Noble and his colleagues exposed a specific population of brain cells to low levels of lead, mercury, and paraquat, one of the most widely used herbicide in the world. These cells called glial progenitors, are advanced-stage stem cells that are critical to the growth, development, and normal function of the central nervous system.”
Although mercury has largely but not entirely been removed from vaccines (it is still used in the early stages of many vaccines and then extracted, according to Physicians’ Desk, References, leaving only traces.) However, by their very nature, vaccines will always require preservatives with varying degrees of toxicity.

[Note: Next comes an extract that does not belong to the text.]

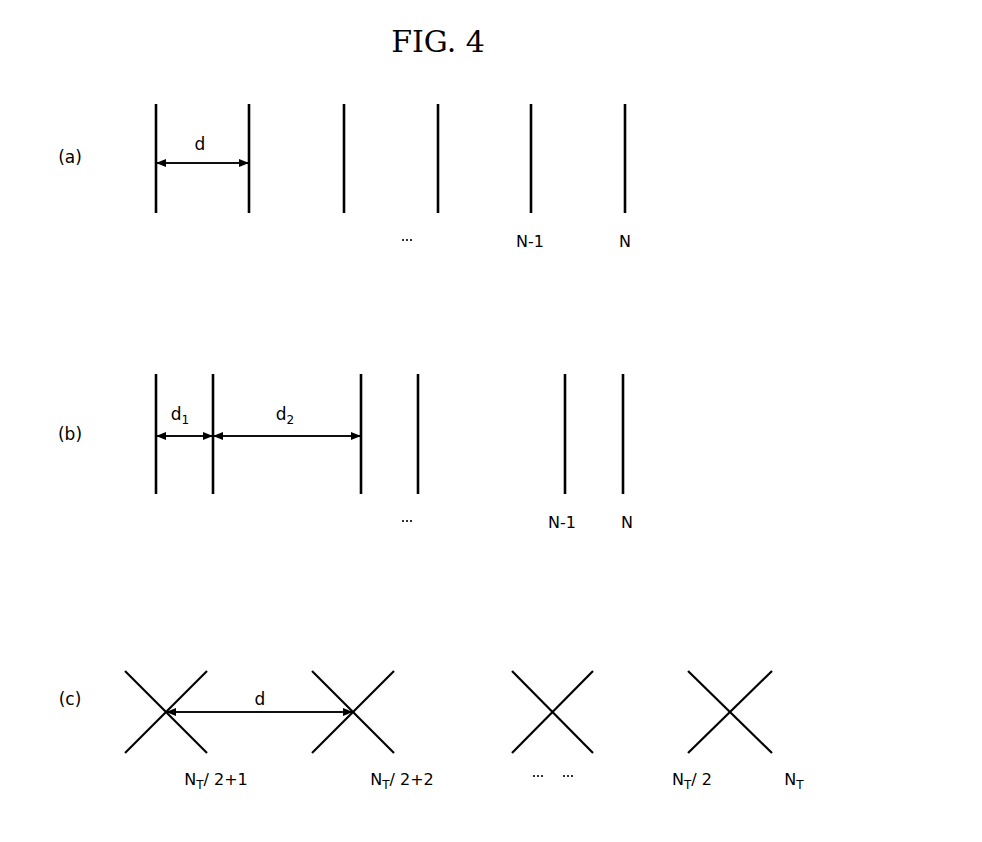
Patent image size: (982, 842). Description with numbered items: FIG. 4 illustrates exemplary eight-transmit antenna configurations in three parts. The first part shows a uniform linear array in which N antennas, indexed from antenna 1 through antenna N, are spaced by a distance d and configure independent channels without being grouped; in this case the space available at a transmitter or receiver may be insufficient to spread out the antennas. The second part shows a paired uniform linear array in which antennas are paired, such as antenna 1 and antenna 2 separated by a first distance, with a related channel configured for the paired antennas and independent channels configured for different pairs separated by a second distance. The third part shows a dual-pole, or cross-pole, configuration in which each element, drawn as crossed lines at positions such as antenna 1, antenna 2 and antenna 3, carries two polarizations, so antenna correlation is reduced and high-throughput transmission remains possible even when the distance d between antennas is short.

The first antenna element 1 is at (162, 446).
The second antenna element 2 is at (301, 446).
The third antenna element 3 is at (363, 313).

There is a general impression today that vaccines in the form of mass or herd immunization programs have been largely responsible for controlling former epidemics of killer diseases in the U.S.A., but the facts do not bear this out in most instances. In the case of smallpox epidemics of former years, very limited vaccines along with quarantines proved quite effective in third world countries. In more modern times, according to the records of the Metropolitan Life Insurance Company, from 1911 to 1935 the four leading causes of death from infectious diseases among children and adolescents in the U.S.A. were diphtheria, scarlet fever, whooping cough (pertussis) and measles. However, by 1945 the combined death rates from these causes had declined by 95 percent, before implementation of mass immunization programs (40). Information from Morbidity and Mortality Weekly Report, July 30, 1999 (41) drew much the same conclusion, reporting that improvements in sanitation, water quality, hygiene, less crowded housing, and the introduction of antibiotics have been the most important factors in control of infectious diseases in the previous century. Although vaccines were mentioned, they were not included among the major factors.
There is little doubt that the time is rapidly approaching when public opinion will overwhelmingly demand that current vaccine programs be completely rethought and revised. This will occur largely from today’s epidemic of childhood autism and its growing impact on society as these children grow into their teenage and adult years.